Поймал Никанор на лице у псаломщика несколько лукавых морщинок, разгорячился.
– Если вы хотите посмеяться над моим несчастьем, то вам непростительно. Кто ругал большевиков месяц тому назад? Не вы собирались записаться в партию социалистов-революционеров? Смотрите! Я все ваши выходки знаю...
Блюдов взял Никанора за руку.
– Батюшка, одно слово тащит другое слово. Бросьте об этом – не стоит. Лягте лучше, а мы по домам пойдем.
– Обидно, Федор Михалыч. Человек добра не помнит.
– От вашего добра я на двадцать лет состарился, – сказал псаломщик.
Быстро вошла попадья, потревоженная криком. Блюдов возмутительно говорил:
– Добро всегда останется добром. Не расстраивайтесь, батюшка. Рожь сеют осенью, весной она колосится. А вам, Иван Матвеич, стыдно, я прямо скажу – не люблю держать за зубами. Старый вы человек, на клиросе поете, а характером хуже маленького. Нарочно дергаете, вместо того чтобы успокоить расстроенного человека.
С улицы стукнул Сергей по наличнику. Дьякона даже передернуло от испуга:
– Кто это?
Все на минуту сгрудились около дверей. Блюдов вдруг заторопился домой, слегка вытанцовывая задрожавшими ногами, Никанор внутренне похолодел:
– Кому быть в такую пору?
– Сергей Николаевич, наверно.
– Постойте! Прежде чем отпирать – спросите. Матушка, иди сама. Там, вверху вертушок я приделал, зря-то не дергай.
16
Валерия сидела за книгой в своей комнате, перелистывала страницы. Закрывая глаза, видела Федякина, странно притягивающего, Петунникова с Марьей Кондратьевной, мужиков, налетающих друг на друга. Чувствовала: надвигается что-то огромное, страшное, но страшное не пугало, а неотразимо втягивало, поднимало на крыльях. Хотелось вместе с другими пережить неиспытанное чувство головокружительного полета.
Отцовская жизнь, запертая на крючки и задвижки, мучала. Думая о ней, Валерия не раз замечала в душе у себя странное чувство радости оттого, что всю эту жизнь собираются опрокинуть, с упреком говорила:
– Радуюсь, дура! Ведь этой жизнью живут мои родители.

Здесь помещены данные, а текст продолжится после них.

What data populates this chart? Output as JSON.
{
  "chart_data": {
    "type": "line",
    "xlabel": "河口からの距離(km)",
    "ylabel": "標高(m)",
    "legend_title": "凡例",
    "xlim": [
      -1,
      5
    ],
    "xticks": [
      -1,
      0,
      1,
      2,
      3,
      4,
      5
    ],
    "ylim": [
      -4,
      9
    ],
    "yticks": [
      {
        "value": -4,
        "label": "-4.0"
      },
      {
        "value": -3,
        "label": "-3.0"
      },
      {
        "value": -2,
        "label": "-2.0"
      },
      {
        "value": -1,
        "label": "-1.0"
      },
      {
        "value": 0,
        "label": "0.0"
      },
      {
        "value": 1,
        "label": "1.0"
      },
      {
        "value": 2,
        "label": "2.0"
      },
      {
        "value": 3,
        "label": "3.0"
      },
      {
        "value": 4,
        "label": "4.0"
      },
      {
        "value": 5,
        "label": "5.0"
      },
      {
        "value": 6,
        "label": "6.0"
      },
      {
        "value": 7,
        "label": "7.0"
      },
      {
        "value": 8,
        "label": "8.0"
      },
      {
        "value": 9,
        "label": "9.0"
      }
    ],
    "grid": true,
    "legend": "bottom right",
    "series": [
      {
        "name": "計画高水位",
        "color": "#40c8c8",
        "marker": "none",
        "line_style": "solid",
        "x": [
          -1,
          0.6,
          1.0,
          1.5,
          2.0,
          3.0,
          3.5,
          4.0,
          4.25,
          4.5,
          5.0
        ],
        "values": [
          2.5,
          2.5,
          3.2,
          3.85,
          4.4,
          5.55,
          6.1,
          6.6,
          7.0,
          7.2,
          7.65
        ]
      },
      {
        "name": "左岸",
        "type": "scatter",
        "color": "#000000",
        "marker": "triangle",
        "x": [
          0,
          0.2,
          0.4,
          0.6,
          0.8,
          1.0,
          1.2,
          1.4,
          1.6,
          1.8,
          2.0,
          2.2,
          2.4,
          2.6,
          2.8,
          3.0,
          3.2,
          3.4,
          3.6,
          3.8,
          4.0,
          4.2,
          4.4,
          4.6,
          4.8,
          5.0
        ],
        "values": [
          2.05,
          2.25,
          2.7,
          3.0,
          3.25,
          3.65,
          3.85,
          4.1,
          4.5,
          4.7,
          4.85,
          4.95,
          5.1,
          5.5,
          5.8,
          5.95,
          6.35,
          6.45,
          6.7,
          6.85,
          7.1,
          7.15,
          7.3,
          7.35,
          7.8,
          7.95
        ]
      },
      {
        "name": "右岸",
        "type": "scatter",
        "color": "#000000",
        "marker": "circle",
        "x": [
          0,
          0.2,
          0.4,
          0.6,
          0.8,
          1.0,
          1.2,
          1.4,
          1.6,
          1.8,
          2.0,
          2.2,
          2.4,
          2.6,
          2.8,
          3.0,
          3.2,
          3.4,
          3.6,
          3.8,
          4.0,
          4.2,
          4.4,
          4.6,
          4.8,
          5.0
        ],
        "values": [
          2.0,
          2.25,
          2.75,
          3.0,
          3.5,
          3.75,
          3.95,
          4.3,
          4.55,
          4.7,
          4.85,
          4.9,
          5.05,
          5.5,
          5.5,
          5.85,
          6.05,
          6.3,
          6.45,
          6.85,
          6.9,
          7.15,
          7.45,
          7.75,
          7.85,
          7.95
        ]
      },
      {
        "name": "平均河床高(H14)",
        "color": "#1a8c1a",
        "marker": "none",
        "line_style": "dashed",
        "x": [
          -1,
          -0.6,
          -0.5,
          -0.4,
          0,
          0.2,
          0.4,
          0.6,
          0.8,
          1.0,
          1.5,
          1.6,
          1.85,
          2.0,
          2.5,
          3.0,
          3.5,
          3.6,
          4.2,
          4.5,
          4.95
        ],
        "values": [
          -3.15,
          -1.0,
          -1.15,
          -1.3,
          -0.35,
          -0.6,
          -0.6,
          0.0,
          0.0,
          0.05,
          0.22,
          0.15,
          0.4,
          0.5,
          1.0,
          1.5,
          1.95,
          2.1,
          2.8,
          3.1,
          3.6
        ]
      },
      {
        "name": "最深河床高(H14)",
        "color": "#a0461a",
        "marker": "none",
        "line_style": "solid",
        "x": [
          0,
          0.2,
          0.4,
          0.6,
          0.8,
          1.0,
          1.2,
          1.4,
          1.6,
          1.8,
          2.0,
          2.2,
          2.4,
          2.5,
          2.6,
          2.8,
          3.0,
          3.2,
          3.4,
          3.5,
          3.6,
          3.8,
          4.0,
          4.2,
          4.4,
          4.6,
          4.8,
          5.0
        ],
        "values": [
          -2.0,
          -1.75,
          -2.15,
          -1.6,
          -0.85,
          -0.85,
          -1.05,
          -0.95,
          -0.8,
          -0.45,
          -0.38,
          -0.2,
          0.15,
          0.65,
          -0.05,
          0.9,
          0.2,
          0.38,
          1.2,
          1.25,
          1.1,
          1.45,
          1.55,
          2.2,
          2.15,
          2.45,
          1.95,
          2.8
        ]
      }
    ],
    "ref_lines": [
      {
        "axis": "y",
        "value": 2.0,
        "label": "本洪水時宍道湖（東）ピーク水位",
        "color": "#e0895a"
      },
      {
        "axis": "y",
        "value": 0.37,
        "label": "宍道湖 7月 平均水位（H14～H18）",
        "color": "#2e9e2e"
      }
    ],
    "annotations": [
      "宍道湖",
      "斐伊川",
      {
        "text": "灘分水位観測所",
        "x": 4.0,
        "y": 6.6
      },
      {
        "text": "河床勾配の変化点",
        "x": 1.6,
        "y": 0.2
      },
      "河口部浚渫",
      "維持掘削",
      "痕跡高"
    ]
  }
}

Казалось ей, не любит она их, украдкой заглядывала в сердце себе: "Есть ли в нем любовь?"
Любовь была. Минутами хотелось подойти к отцу, сказать хорошее теплое слово, чтобы поверил в непоказанную любовь. А когда Никанор рылся в сундуках дрожащими руками, когда, как безумный, метался по двору, кричал, топал ногами, разговаривал с коровами, индюками, свиньями и чуть не со слезами обнимал жеребенка на конюшне, – любовь к отцу пропадала, в сердце росло стыдливое чувство. Лучше, если бы не было ни коров, ни телят с индюками, ни лишней посуды, убивающих душу отцовскую.
Тихо прошел Сергей мимо кабинета, легонько стукнул в дверь к Валерии:
– Можно?
Валерия покачала головой:
– Как не стыдно, Сережа! Искала-искала тебя целый вечер. Папа хворает.
– Чего у него болит?
– Зачем ты притворяешься?.. Разве не знаешь?

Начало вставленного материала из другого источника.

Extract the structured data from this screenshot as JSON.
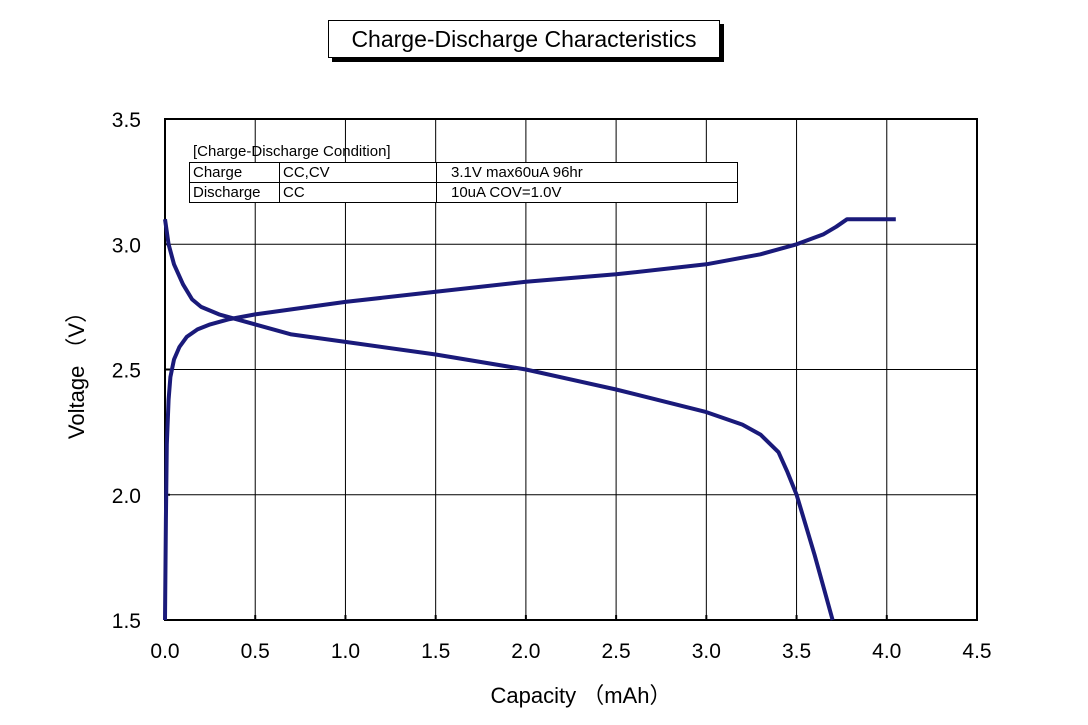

Вошла попадья с заплаканными глазами, остановилась против Сергея. Все в нем: и длинные протянутые ноги, и небрежно-скучающий вид, и перепутанные волосы на голове вызывали невольное раздраженье.
– Сережа!
Говорить было трудно. Хотелось закричать, истерически всплеснуть руками, чтобы опорожнить сердце, налитое злобой:
– Ты должен уйти от нас!
– Куда?
– Куда хочешь.
Лицо у Валерии дрогнуло. Прошлась она по комнате, сжимая виски, встала у окна. Попадья, раздражаясь, кричала:
– Уходи! Не жалеешь ты нас, не жалеешь!
Вошел Никанор, с трудом передвигая ноги.
– Ну, племянник, спасибо! Благодарю.
Долго все четверо молчали. Сергей задумчиво вертел каблуком сапога, Валерия у окна, с закрытыми глазами, казалась далекой, мертвенно неподвижной.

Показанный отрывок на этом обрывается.